Mittelstand im ländlichen Raum

Für den ländlichen Raum sind mittelständische Unternehmen zentrale Erfolgsfaktoren. Über die Bedeutung der Wirtschaft für die Region sprach die BVMW-Mittelstandsallianz jetzt mit Mitgliedern des Deutschen Bundestags beim Parlamentarischen Frühstück.

Parlamentarisches Frühstück der BVMW-Mittelstandsallianz mit Bundestagsabgeordneten. / ©: BVMW/ Napoleon Schwan

Damit Unternehmen weiterhin in ländlichen Räumen wurzeln und zu neuen Investitionen ermutigt werden, müssen die Rahmenbedingungen so attraktiv wie möglich gestaltet werden: Die Mittelstandsallianz des Bundesverbandes Der Mittelstand. BVMW und einige Mitglieder des Deutschen Bundestags tauschten sich bei einem Parlamentarischen Frühstück über die gleichwertigen Lebensverhältnisse und den Mittelstand im ländlichen Raum aus.

BVMW-Vorsitzender Markus Jerger betonte die Bedeutung des Mittelstands für die gleichwertigen Lebensverhältnisse im ländlichen Raum. ,,Der Fachkräftemangel, verstärkt durch die Urbanisierung, den Trend zur Akademisierung und den demografischen Wandel, stellt eine große Herausforderung für die Regionen dar‘‘, erklärte er. Die noch nicht ausreichende Breitbandversorgung in den ländlichen Räumen hindere darüber hinaus die notwendigen digitalen Transformationsprozesse.

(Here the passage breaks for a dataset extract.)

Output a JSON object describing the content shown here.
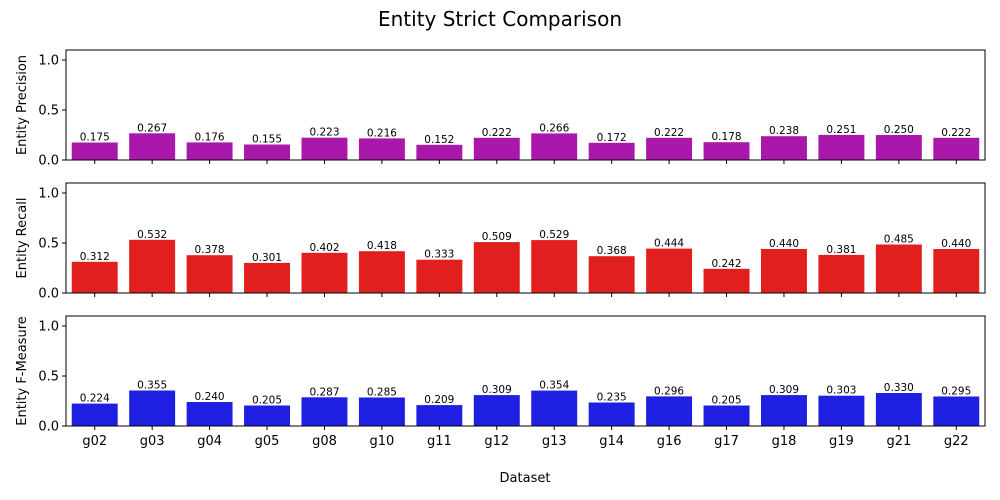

Dr. Franziska Kersten, MdB; Markus Jerger, BVMW-Vorsitzender; Dr. Jörg Eggers, Hauptgeschäftsführer BVDA; und Bodo Krause, Geschäftsführer Berliner Wochenblatt Verlag GmbH (v. li.). / ©:BVMW/ Napoleon Schwan

Schirmfrau der Veranstaltung war die SPD-Bundestagsabgeordnete Dr. Franziska Kersten. Besonders problematisch seien die Schließungen von Kliniken in den ländlichen Regionen, die zu einer schlechteren medizinischen Versorgung führten, berichtete Dr. Kersten. Auch viele Datenübertragungen bräuchten aufgrund der fehlenden digitalen Infrastruktur deutlich zu lange. Sie sprach sich dafür aus, den Tourismus und die Kultur im ländlichen Raum stärker zu fördern. Ein weiterer, wichtiger Aspekt für gleichwertige Lebensverhältnisse sei die Frage der Mobilität. ,,Das Auto ist für die Menschen auf dem Land nach wie vor ein wichtiges Verkehrsmittel‘‘,  betonte Dr. Kersten weiter.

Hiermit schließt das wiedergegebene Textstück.